Dale Furutani, Menaces sur le shogun

Dale Furutani, Menaces sur le shogun

Ultime aventure du ronin Matsuyama Kase dans le Japon féodal. Trouvera-t-il le repos éternel ?

Avec Menaces sur le shogun se clôt la trilogie que Dale Furutani a élaborée autour du ronin Matsuyama Kaze. Celui-ci nous avait subjugués par son humanisme et sa causticité alors qu’il partait à la recherche de la fille de sa maîtresse, vouée à la prostitution suite à la destruction de son clan par le puissant mais cruel seigneur Okubo. Ce dernier avait su choisir de s’allier à celui qui allait devenir le nouveau shogun, Tokugawa Ieyasu. Dans une Edo en reconstruction, alors que le shogun, entouré de ses conseillers, visite les futures fortifications, un tir de mousquet atteint mortellement un membre de son entourage. Le coup n’est pas passé loin. Le nom de Matsuyama Kaze circule comme celui de l’assassin. Justement le ronin se trouve en ville. Ses pérégrinations l’y ont amené pour observer la « Petite fleur », une maison de passe qui utilise des enfants et dans laquelle, il en est sûr, est emprisonnée celle qu’il recherche, Kiku-shan.

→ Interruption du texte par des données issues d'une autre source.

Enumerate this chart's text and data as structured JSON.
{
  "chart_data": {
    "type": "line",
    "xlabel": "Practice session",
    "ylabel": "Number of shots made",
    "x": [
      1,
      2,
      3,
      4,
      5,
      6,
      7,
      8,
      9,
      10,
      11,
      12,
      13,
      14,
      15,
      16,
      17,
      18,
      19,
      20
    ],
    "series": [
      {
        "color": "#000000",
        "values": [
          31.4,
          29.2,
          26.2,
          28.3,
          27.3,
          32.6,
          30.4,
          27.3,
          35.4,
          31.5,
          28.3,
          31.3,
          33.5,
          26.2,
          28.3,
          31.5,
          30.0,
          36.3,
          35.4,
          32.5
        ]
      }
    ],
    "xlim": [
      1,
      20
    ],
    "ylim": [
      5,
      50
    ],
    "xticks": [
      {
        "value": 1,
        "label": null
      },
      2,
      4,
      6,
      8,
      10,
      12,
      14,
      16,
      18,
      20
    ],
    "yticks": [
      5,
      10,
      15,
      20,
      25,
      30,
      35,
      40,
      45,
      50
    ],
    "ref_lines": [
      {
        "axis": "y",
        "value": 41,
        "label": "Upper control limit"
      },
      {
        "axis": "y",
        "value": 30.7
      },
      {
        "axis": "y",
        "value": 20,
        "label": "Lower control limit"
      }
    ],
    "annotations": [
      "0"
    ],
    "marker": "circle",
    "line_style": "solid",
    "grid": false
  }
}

Dans Edo, les alliés se font rares mais Kaze pourra compter sur deux idiots de paysans ainsi que sur un yoyimbo – garde du corps – imposant, le futur chef Nabu. L’étau se resserre autour du ronin. Les meurtres dont on l’accuse se multiplient. Seul le shogun semble le croire innocent. Pourtant, Matsuyama Kaze, par l’excellence de ses talents et sa loyauté indéfectible, est en tête de sa liste noire – la liste de ceux qui doivent être exécutés. Mais un véritable samouraï utilise son katana et non un vulgaire mousquet, arme apportée par ces barbares venus de l’Ouest. Et surtout, pourquoi assassiner toute la famille ainsi que les apprentis de celui qui a confectionné la seule arme capable d’abattre une cible à si longue distance ? Matsuyama, alors qu’il sent la fin de sa mission arriver, doit disparaître pour échapper aux troupes impériales qui le recherchent activement et fouillent chaque maison une par une. Il doit également accepter de se déguiser en femme et monter sur les planches d’un théâtre de plus en plus désaffecté par les visiteurs. Et surtout il doit combattre des ninjas qui ont été mandatés par un membre de l’entourage du shogun pour le tuer. Pendant ce temps, le corps de la pauvre Kiku-shan est souillé à jamais par la perversité d’odieux notables japonais.

Menaces sur le shogun, comme les autres volets de la trilogie, emmène les lecteurs dans le Japon féodal du XVIe siècle – pour leur plus grande délectation. L’intrigue est là pour tenir en haleine, même si l’accomplissement de la destinée de ce ronin atypique demuere prévisible. Le but premier est de se plonger dans les coutumes d’un pays et d’en comprendre la philosophie. Ainsi on apprend que l’art du samouraï n’est pas uniquement focalisé sur la maîtrise du maniement du katana ou du wakizachi. Un samouraï connaît aussi les arts. Tous les arts, avec une primauté accordée à la danse et à la poésie. Le samouraï méprise l’argent, les fameux kokus (le koku est une mesure de capacité valant environ 180,3 litres de riz, quantité estimée suffisante pour nourrir un paysan pendant une annnée) et se contente de cadeaux pour avoir un nouveau sabre, un nouveau kimono. Le ronin, samouraï sans maître, est dans une mauvaise position. Non seulement parce qu’il devient une espèce de hors-la-loi que tout le monde rêve de défier, mais aussi parce qu’il a été obligé d’abandonner son foyer et la femme qui le dirigeait. Dale Furutani a l’art de nous plonger dans cet univers avec un didactisme subtil ; de livre en livre notre savoir s’accroît, et parvenus à la fin du troisième volet, nous sommes parfaitement acclimatés à ce Japon féodal. Mais Menaces sur le shogun est malheureusement la fin de cette trilogie à laquelle nous nous étions si bien habitués. C’est maintenant un grand vide… Exit Matsuyama Kaze.

Enquêtes au cœur du Japon féodal :

1 –
La Promesse du samouraï
2 – Vengeance au palais de Jade
3 – Menaces sur le shogun

julien védrenne

     
 

Dale Furutani, Menaces sur le shogun (traduit par Katia Holmes), 10-18 coll. « Grands détectives » (n° 3895), avril 2006, 254 p. – 7,80 €.